In Anwesenheit aller Filmschaffenden. 

In Kooperation mit Poolinale Music Film Festival Vienna

Gretchen am Spinnrade – Franz Schubert

Gretchen at the Spinning Wheel

AT 2015 07 min Österreich-Premiere Regie Magdalena Chmielewska

Was ist Einbildung und was ist Realität? Magdalena Chmielewskas traumartige Darstellungen des Schönen machen die Unterscheidung nahezu unmöglich. Der Videoclip zu Franz Schuberts Gretchen am Spinnrade spiegelt Gretchens Spinnen und Sinnen in ihrer Liebe zu Faust wider. Ihre Liebe ist ein ständiges Hin und Her zwischen purer Leidenschaft und panischer Verzweiflung, zwischen Verlangsamung und Beschleunigung – das Prinzip, auf das sich Schuberts Meisterwerk stützt.

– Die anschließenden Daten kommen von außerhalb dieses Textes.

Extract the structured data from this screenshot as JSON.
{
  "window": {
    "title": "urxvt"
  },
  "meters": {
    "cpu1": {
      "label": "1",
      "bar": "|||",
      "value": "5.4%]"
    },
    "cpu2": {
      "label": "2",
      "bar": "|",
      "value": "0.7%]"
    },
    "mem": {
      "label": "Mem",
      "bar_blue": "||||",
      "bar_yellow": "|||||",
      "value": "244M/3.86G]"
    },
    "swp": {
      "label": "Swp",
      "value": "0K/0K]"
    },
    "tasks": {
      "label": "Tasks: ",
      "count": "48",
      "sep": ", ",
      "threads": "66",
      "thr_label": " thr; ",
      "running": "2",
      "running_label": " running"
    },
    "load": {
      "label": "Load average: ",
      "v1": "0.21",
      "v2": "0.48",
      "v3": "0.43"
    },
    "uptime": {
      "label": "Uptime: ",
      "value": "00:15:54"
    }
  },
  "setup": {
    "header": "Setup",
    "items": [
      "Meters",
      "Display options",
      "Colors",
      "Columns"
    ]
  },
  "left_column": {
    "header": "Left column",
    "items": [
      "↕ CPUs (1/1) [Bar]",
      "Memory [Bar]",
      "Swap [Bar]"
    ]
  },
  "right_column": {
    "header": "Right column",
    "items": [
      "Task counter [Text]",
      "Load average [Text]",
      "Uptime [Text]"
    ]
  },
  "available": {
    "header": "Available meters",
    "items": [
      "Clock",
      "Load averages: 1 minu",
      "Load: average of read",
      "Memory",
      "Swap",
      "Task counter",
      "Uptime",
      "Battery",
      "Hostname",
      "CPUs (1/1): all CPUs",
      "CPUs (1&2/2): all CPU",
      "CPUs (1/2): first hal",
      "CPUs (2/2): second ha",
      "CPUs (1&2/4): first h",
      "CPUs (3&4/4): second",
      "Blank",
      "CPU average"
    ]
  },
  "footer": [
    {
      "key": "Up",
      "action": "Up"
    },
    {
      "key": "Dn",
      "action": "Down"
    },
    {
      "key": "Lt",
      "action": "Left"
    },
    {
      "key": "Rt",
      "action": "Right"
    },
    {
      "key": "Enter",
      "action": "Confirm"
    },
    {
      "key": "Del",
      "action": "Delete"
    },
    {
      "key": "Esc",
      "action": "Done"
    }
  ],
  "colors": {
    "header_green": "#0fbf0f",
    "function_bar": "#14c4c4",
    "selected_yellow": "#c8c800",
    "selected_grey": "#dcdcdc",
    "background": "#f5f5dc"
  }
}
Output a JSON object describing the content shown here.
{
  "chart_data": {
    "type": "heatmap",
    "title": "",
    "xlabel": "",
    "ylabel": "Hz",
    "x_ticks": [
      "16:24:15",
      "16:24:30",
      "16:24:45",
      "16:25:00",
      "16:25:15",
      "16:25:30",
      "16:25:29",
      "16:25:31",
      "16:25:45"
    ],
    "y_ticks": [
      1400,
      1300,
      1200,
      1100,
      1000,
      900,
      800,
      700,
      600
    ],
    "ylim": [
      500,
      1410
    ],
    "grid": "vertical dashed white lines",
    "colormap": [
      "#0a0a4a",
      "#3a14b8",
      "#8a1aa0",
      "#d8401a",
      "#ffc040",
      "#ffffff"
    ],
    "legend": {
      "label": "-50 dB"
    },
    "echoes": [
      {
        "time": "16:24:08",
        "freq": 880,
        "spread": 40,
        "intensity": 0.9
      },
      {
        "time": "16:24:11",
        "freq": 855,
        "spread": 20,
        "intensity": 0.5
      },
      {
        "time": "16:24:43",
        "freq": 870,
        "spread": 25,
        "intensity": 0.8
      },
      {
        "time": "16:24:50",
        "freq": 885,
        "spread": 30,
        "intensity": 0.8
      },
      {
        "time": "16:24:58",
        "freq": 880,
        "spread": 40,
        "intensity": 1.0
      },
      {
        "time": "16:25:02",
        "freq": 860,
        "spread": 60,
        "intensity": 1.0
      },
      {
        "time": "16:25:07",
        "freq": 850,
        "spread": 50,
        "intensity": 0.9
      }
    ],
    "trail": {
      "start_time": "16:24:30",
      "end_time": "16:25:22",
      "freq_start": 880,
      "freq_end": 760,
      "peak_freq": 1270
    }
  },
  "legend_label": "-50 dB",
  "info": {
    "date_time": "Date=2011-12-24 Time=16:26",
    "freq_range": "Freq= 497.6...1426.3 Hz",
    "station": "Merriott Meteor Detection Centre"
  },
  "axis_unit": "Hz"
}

Drehbuch Magdalena Chmielewska Produktion Clara Maria Bacher, Michal Honnens Schnitt Magdalena Chmielewska Kamera Chris Rudz DarstellerInnen/Mitwirkende Stephanie Cumming, Nico Ehrenteit, Marta Kaczorowska, Denis Susljik, Janna Rottmann, Caroline Jestaedt Ton Ulrich Wagner Animation Lukas Kampichler

Gretchen am Spinnrade – Franz Schubert

MeTube 2: August sings Carmina Burana

AT 2016 05 min Österreich-Premiere Regie Daniel Moshel

Im Umkreis der Bayerischen Staatsoper interpretiert August Schram für ein bisschen Kleingeld das wahrscheinlich mächtigste Klagelied unserer Geschichte – Carmina Burana. Wie es Fortuna will, filmt zufällig ein Tourist das Geschehen mit seiner Kamera mit. Die Rollen werden getauscht, bekannte Gesichter performen in neuen Kostümen und neue Gesichter in bekannten Kostümen, bis das surreale Spektakel abrupt zu einem Ende kommt, als die InitiatorInnen abgeholt werden.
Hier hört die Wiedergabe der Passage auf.